Mengulang ilmu yang udah kita pelajari itu penting. Sayangnya, ada pengaturan dasar yang mengatakan ‘kalau baca sampai selesai itu artinya selesai dan nggak perlu diulang lagi, nggak perlu dibaca lagi’. Fokusnya memperbanyak, bukan memaknai dan mengimplementasikan. Kalau udah baca banyak, bisa nyebutin angka yang banyak, seakan jadi pencapaian yang ‘WAH’.
“Aku udah baca 12 buku tahun ini”
“Aku udah baca 20 buku tahun ini”
“Aku setiap hari baca 5 artikel”
“Aku udah khataman Al-Qur’an 2x satu tahun ini”
Itu bagus, bagus banget malahan. Tapi apa yang kita pahami, jauh lebih penting dari sekedar banyak baca. Kalau banyak baca, banyak paham, dan banyak juga yang udah diimplementasikan, ya itu udah oke banget. Nah kalau justru sebaliknya?
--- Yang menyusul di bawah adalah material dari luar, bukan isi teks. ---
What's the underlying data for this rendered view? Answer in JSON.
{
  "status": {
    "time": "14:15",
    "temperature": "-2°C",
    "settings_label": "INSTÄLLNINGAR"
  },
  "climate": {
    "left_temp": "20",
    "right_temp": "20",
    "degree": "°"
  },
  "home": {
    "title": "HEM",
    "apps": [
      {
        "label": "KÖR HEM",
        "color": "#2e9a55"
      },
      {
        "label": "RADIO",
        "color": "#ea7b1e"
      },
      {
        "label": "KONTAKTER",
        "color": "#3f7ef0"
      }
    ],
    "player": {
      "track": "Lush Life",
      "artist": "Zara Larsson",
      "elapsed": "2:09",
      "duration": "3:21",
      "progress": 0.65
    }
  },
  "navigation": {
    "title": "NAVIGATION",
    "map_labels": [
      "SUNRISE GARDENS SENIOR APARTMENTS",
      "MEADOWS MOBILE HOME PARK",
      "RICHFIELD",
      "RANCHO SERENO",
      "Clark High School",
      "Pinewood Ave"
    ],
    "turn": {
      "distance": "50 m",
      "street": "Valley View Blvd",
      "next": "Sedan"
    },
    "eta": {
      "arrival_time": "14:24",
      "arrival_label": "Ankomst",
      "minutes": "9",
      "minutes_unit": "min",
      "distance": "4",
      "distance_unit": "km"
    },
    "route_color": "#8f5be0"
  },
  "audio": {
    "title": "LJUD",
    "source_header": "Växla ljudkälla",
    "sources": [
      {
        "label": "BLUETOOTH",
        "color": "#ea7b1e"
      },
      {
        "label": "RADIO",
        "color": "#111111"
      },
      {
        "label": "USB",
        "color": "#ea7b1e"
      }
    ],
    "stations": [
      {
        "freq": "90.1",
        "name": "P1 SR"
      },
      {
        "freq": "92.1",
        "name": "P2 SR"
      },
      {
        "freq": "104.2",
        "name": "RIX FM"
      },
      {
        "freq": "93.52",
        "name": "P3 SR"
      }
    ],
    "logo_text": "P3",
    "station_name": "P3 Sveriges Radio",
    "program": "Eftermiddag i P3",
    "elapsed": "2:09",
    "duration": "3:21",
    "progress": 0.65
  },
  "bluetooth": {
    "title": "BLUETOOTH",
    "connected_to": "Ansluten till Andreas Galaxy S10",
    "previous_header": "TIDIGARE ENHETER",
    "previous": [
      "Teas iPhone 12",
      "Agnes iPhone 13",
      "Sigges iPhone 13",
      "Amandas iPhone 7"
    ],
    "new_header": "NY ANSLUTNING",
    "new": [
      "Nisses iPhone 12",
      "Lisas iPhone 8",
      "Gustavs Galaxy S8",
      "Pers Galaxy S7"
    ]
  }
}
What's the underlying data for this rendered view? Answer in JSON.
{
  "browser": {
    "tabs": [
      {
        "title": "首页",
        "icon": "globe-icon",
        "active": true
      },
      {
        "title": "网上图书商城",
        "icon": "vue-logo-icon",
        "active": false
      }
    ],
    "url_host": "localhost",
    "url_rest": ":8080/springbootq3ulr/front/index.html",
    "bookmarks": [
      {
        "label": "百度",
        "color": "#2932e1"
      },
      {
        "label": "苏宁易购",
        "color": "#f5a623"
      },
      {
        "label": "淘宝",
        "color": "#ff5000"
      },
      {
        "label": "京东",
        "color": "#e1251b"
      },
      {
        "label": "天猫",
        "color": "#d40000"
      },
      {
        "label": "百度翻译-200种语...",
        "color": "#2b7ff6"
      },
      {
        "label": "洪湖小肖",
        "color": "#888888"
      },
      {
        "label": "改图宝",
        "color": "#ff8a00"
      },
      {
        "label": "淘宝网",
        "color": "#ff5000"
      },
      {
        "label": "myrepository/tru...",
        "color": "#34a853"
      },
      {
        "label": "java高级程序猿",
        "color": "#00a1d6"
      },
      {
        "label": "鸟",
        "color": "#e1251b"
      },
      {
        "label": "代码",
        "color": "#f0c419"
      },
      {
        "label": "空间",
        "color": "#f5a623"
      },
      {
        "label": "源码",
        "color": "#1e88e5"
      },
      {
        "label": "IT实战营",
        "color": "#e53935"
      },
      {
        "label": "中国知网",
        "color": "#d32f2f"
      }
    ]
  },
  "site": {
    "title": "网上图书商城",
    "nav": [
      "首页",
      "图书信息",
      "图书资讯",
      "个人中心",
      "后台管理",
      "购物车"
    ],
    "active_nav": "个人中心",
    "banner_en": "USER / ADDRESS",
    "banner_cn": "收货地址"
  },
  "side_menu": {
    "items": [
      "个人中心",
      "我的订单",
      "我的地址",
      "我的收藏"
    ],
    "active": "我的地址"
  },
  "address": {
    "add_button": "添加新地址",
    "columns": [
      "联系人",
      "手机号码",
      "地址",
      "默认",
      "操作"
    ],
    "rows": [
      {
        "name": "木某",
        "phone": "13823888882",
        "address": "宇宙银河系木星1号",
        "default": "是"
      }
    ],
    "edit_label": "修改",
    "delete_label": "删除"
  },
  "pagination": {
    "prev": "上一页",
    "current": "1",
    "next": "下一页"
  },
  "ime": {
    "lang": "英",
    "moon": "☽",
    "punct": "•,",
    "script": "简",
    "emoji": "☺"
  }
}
Banyak baca tapi nggak banyak paham? Hayoo
Aku sendiri juga sekarang lagi ngerasain itu. Rasanya pengen ngomong ke diri sendiri
“Harusnya dulu pelan-pelan aja bacanya sambil lebih di maknai.”
“Harusnya dari dulu baca sambil nulis intisarinya.”
“Harusnya dari dulu quotes-quotes bagusnya di highlight.”
“Harusnya dari dulu artikel-artikel, arti ayat Al-Qur’an pilihan, dan bacaan lainnya, ada second brain-nya.”
Tapi ngapain juga menyalahkan diri sendiri. Toh dengan melalui semua ini jadi lebih tau pattern yang bener sebagai seorang pembaca. Bisa share pengalaman yang semoga lebih bermanfaat buat orang banyak juga —Insya Allah— Selalu ada hikmah di setiap kejadian.
Kalau kata orang, memang pengalaman mahal harganya.
Intinya, saranku buat kamu yang lagi baca ini, perlahan bangun mindset bahwa yang terpenting dari membaca adalah memahami isinya (dibuktikan dengan bisa menjelaskan ulang secara lebih sederhana), mencatat poin penting, mengumpulkan riset-riset menarik, menandai quotes pemberi semangat, merangkum ulang, dan menghasilkan sesuatu dari apa yang kita baca.
Kita baca supaya ada perubahan secara pikiran, perasaan, serta tindakan yang lebih baik dalam merespon kehidupan. Kita baca bukan untuk terlihat keren, terlihat sebagai orang cerdas, terlihat sebagai seorang ‘bookstagram‘.
Kita baca untuk,
رفع الجهل عن نفسه ورفع الجهل عن الخلق
“Mengangkat kebodohan dari diri sendiri, dan mengangkat kebodohan dari orang lain.”